Cardamine angustata has basal leaves which can be as large as 24 centimeters, consisting of three leaflets borne on a 3 to 16 centimeter long petiole. The erect unbranched stem is 12 to 30 centimeters tall, and can be smooth or pubescent. There are two or three leaves on the stem, which are different in morphology from the basal leaves, they are also divided into three leaflets, but these are only 2 to 7 centimeters long and 3 to 6 millimeters wide. The flowers are borne in a raceme. The petals are 9 to 18 millimeters long and 2 to 5 millimeters wide. The fruit is linear, 2.5 to 4 centimeters long and 1.5 to 2.5 millimeters wide.

==Taxonomy==
Cardamine angustata was first described as Dentaria heterophylla by the English botanist Thomas Nuttall in 1818. The American botanist Alphonso Wood placed Dentaria heterophylla Nutt. in genus Cardamine in 1870. However, in 1903 the German botanist Otto Eugen Schulz declared the name Cardamine heterophylla (Nutt.) Alph.Wood to be illegitimate since the binomial name Cardamine heterophylla had already been in use prior to 1870. To correct the error, Schulz proposed the specific epithet angustata in lieu of heterophylla. The resulting name Cardamine angustata O.E.Schulz is widely used today.

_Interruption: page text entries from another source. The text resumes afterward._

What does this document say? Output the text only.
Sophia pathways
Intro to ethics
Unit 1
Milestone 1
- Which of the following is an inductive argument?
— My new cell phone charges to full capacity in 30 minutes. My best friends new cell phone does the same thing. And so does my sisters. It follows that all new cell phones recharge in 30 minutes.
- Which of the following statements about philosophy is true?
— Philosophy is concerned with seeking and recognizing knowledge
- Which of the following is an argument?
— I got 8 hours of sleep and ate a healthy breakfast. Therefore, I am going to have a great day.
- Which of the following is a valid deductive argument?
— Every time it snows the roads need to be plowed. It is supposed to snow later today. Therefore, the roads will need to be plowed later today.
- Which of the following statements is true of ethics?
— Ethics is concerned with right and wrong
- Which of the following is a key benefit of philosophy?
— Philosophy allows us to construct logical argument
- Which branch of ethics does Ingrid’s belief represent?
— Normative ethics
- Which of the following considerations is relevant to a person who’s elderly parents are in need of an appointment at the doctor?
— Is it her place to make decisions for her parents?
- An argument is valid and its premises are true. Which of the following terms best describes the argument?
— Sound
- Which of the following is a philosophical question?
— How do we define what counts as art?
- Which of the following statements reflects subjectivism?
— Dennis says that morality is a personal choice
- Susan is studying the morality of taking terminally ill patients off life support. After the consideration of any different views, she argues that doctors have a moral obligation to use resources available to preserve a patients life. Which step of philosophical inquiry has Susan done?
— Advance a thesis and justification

Cardamine angustata is a member of the Cardamine concatenata alliance, a monophyletic group of eastern North American species that includes Cardamine angustata, Cardamine concatenata, Cardamine diphylla, Cardamine dissecta, Cardamine incisa, and Cardamine maxima. All members of the alliance were previously placed in genus Dentaria Tourn. ex L., which is now considered to be a synonym for Cardamine L.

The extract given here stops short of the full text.